Hanging out the washing on the mountain
Life seems out of sync. Colours are missing. Dawns started to have the lustre of silver dew back in August, long before the usual onset of autumnal freshness.
On one of my ambles I savoured the company of a silver-washed fritillary butterfly (Argynnis paphia), lover of oak woodland and brambles, a big beauty, swift and powerful. But where are all the painted ladies, the red and the white admirals, peacocks and tortoiseshells? Is the early dew a portent of harsh winter? Is the absence of some of the eminent butterflies the consequence of climate?
I always think of my late mother when one of these wonders of nature flickers by. She planted gardens to coax them and would relish their vivacity. It matched her own.
It is a long while, too, since I have seen a large blue butterfly, a flagship for conservation should one be needed. It is needed, of course: We need stories of endangered survivors like these, even if it is a social parasite.
The large blue female lays her eggs on the leaves of wild thyme, of which we have an abundance. Then, at a certain stage, the larvae wander off and will perish unless they are found by a certain species of red ant (Myrmica sabuleti). The ants take the larvae back to their nests where they spend most of their life cycle in safety, feeding on ant larvae. How is this possible? It seems the large blue butterfly has evolved the ability, in larvae form, to mimic the larvae of a queen ant, both chemically and acoustically. The ants are fooled into caring for it.
Countless caterpillars of the rose sawfly (Arge pagana), mustard and green with black spots, are munching their way through the leaves of Maggie’s roses. The female insect saws parallel cuts into fresh shoots of the host plant and the eggs are deposited into them.
As with the large blue butterfly, what is under our noses never ceases to amaze.
Of ants in general, there is no short supply at Mother’s Garden. Irrigation pipes are their super highways through the undergrowth – red, stinger, black, dinky and juggernaut, we have them all. Everywhere the tireless workers trundle back and forth along cleared routes, some carrying home huge pieces of plant debris, to mounds of bare earth perforated with entrances. They may well be able to carry 100 times their body weight, but I wonder why the beefier members of the colony never help the doggedly determined little one carrying the largest load.
Not budging one millimetre was a stubble-chinned Egyptian grasshopper (Anacridium aegyptium ) that had settled on the cottage door, easy to identify because of its striped eyes. I did, however, check if this was another early warning, to discover they are solitary with no tendencies to swarm in Biblical proportions. That’s a relief. This adult was a pretty dull grey, but the tiny young ones (nymphs) can be bright green, or a shade of brown, even orange.
I was doing my rounds, and the next stop was the swimming pool.
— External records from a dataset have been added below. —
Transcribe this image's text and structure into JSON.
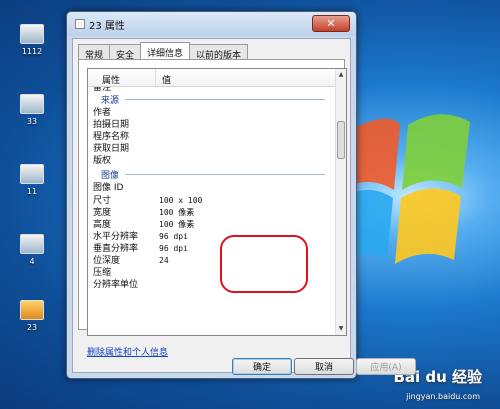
{
  "desktop": {
    "icons": [
      {
        "label": "1112"
      },
      {
        "label": "33"
      },
      {
        "label": "11"
      },
      {
        "label": "4"
      },
      {
        "label": "23"
      }
    ],
    "watermark": "Bai du 经验",
    "watermark_url": "jingyan.baidu.com"
  },
  "dialog": {
    "title": "23 属性",
    "close_glyph": "✕",
    "tabs": [
      {
        "label": "常规"
      },
      {
        "label": "安全"
      },
      {
        "label": "详细信息",
        "active": true
      },
      {
        "label": "以前的版本"
      }
    ],
    "list": {
      "col_property": "属性",
      "col_value": "值",
      "cut_row": "备注",
      "section_origin": "来源",
      "origin_rows": [
        {
          "p": "作者",
          "v": ""
        },
        {
          "p": "拍摄日期",
          "v": ""
        },
        {
          "p": "程序名称",
          "v": ""
        },
        {
          "p": "获取日期",
          "v": ""
        },
        {
          "p": "版权",
          "v": ""
        }
      ],
      "section_image": "图像",
      "image_rows": [
        {
          "p": "图像 ID",
          "v": ""
        },
        {
          "p": "尺寸",
          "v": "100 x 100"
        },
        {
          "p": "宽度",
          "v": "100 像素"
        },
        {
          "p": "高度",
          "v": "100 像素"
        },
        {
          "p": "水平分辨率",
          "v": "96 dpi"
        },
        {
          "p": "垂直分辨率",
          "v": "96 dpi"
        },
        {
          "p": "位深度",
          "v": "24"
        },
        {
          "p": "压缩",
          "v": ""
        },
        {
          "p": "分辨率单位",
          "v": ""
        }
      ]
    },
    "remove_link": "删除属性和个人信息",
    "buttons": {
      "ok": "确定",
      "cancel": "取消",
      "apply": "应用(A)"
    }
  },
  "colors": {
    "accent_red": "#d8141c",
    "link": "#1545c4",
    "section": "#1a3d9c"
  }
}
There is no telling what will appear in there, and I endeavour to check of a morning before holiday guests arise, stretch and consider taking a dip.
After saving several floundering insects I cleaned the filter and removed the less fortunate, which that day included a black and white bee that still has me stumped. While I had it under the magnifying glass beside the barbecue a fearless and menacing ichneumon insect stalked about the marble work surface. What an example of our complex, unfathomable world. Then back in the office, my mind on such small yet immense things, a tiny snail emerged from the underside of my desk and, oblivious, sauntered across my computer keyboard.
With socks hung out to dry on the mountain line we ready ourselves for nut and grape harvests. First, though, we lug the industrial cast iron nutcracker outside and work through nuts unbroken since last year.- almonds, hazels and walnuts.
Lightening storms and downpours have delayed the final ripening of the grapes by a couple of weeks, and the crack of thunder was echoed by the crack of a fat branch on the fig tree giving up under the weight of fruit, leaf and water.
An adult European whip snake coiled in the recess next to the electricity meter to escape the downpour (the meter is far from the house in a brick column at the top of the land) and it would have been wise to stay there. As the clouds moved on a snake-hunting short-toed eagle cruised overhead, harried by two brave small birds which I couldn’t distinguish. There was then a flurry of feathers as our two resident ravens chased away a goshawk.
The wind that carried the storm flustered then abated and the sweet scent of wet wilderness, herb and tree, hung in the golden evening air. Night fell and the stillness of the valley was paced out by the beep-beep-beep calls of the tiny scops owls (Otus scops) as I went to bed, having learned a little more.